Surgeons remove a tumor from the abdominal cavity of a patient. But how can they be certain that all the cancer cells were successfully extracted? These lingering cancerous tissues pose a serious threat to patients—if not eliminated, they can spread around the body, seeding new tumors.
Biomedical engineers at Tel Aviv University have designed a solution to assist surgeons: a novel method for spotting cancer cells inside the body in real-time. The technique uses a device, called the MinION, that blends advances in genetics, medicine, engineering, and computer science, allowing physicians to access in-depth cellular data at unprecedented speeds.
MinION, a genetic sequencing tool created by Oxford Nanopore Technologies, has capabilities that could make it an indispensable part of the oncologists' toolkit. The manufacturers of this technology describe MinIoN devices as “The only portable, real-time devices for DNA and RNA sequencing.” Samples of blood and fluid from the patient’s abdominal cavity are taken and are fed into MinION, which uses its proprietary algorithm for comparing the genetic profiles of these cells to answer the question—do these genes look more like healthy cells or cancer cells?

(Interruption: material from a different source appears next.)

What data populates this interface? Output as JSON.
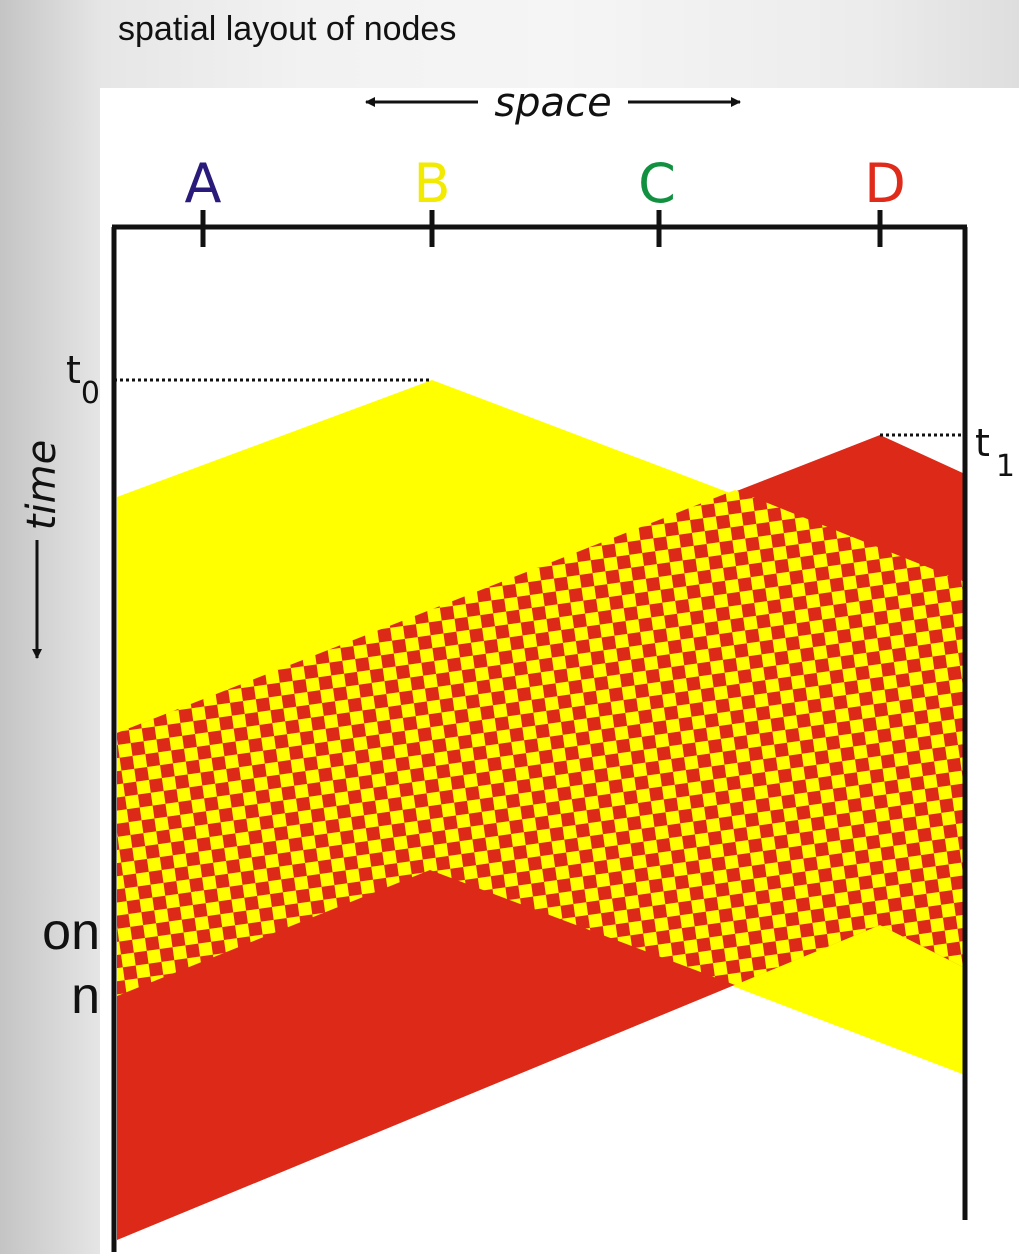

The hope is that this will reduce the risk of undetected cancer cells persisting in the body after surgery, a scenario for which post-surgical chemotherapy is often prescribed. In many cases, the window between the surgery and when patients get their cancer screening tests back can provide an opportunity for these remnant cancer cells to gain control in distant anatomical sites.
According to the researchers, MinION simplifies and accelerates real-time cancer screening. “It’s a lot less complicated than sequencing the whole genome. If the results turn out positive, [the surgeon] continues with a designated abdominal cavity chemotherapy treatment.”

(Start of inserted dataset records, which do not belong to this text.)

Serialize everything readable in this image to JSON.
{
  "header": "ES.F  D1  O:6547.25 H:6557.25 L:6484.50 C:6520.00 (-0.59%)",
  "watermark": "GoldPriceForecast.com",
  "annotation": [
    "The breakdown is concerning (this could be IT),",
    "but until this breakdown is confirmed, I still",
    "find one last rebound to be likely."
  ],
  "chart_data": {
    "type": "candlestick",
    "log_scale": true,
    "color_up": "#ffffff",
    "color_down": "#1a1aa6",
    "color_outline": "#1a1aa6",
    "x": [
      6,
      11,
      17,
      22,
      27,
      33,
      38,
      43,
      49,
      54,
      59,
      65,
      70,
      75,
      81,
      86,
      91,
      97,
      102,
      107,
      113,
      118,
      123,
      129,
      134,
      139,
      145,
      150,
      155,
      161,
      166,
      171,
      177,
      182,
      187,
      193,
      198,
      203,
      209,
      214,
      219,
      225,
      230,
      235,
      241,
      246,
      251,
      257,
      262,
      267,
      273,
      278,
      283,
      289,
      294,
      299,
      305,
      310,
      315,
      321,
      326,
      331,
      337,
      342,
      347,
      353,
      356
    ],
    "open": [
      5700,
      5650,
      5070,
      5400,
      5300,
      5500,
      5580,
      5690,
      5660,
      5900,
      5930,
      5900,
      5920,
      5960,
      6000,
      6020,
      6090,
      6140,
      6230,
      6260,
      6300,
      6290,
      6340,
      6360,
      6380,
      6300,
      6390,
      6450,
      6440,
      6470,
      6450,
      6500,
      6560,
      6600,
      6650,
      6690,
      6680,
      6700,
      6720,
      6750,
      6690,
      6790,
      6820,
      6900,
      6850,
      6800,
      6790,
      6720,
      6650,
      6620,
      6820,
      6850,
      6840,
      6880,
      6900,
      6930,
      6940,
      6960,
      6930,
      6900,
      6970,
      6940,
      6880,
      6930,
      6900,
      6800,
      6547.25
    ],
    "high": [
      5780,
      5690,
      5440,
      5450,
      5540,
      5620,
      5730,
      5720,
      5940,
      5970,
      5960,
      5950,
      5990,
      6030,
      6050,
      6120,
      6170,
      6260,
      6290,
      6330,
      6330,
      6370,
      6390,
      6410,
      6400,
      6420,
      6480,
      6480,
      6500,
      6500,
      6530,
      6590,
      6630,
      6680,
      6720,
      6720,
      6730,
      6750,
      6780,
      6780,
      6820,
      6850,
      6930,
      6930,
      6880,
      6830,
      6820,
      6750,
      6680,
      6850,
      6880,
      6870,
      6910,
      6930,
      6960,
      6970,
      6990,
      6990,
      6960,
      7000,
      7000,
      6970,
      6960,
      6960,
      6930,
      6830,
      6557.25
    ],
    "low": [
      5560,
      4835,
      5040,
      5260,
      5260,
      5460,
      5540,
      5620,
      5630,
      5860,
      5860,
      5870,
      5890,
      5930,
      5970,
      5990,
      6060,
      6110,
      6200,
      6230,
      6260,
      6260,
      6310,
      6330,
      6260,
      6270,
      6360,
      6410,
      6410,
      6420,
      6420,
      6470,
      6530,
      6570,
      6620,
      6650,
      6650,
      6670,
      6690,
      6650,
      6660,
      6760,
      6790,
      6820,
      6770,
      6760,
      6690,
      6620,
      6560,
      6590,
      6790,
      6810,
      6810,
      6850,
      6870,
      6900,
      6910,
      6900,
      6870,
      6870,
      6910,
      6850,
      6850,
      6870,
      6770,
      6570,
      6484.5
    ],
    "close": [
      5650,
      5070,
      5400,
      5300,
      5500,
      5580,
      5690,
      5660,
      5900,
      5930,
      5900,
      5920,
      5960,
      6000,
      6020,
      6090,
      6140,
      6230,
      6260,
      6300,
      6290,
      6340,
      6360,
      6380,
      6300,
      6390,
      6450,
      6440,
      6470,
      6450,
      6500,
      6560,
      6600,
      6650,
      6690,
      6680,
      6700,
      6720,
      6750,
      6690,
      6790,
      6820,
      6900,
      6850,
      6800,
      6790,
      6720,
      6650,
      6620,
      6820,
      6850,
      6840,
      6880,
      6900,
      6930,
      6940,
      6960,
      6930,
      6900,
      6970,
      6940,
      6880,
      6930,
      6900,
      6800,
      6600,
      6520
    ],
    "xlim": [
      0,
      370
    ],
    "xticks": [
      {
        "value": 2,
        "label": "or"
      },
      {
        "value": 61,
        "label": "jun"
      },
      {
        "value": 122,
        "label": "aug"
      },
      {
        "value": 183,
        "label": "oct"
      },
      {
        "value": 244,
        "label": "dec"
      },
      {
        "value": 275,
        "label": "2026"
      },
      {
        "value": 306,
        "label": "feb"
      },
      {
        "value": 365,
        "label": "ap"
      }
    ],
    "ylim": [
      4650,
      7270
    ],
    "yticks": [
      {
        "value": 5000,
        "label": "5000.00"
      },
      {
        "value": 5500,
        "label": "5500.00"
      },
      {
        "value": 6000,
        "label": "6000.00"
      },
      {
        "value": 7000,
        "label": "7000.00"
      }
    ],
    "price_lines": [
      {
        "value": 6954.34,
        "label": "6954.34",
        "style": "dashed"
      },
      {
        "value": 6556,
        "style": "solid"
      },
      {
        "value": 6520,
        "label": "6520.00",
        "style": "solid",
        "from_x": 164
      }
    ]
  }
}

“Afterwards, he performs a saline washing, takes another sample and repeats the cycle again, until we ensure that the patient is free of cancer cells. With a simple but smart application based on existing technology, we can outline a lifesaving medical treatment,” said Prof. Noam Shomron, a researcher who led the study.
Looking forward, Shomron and colleagues can see a future where this technology can extend beyond the context of surgery but also as an at-home cancer screen using a simple blood test.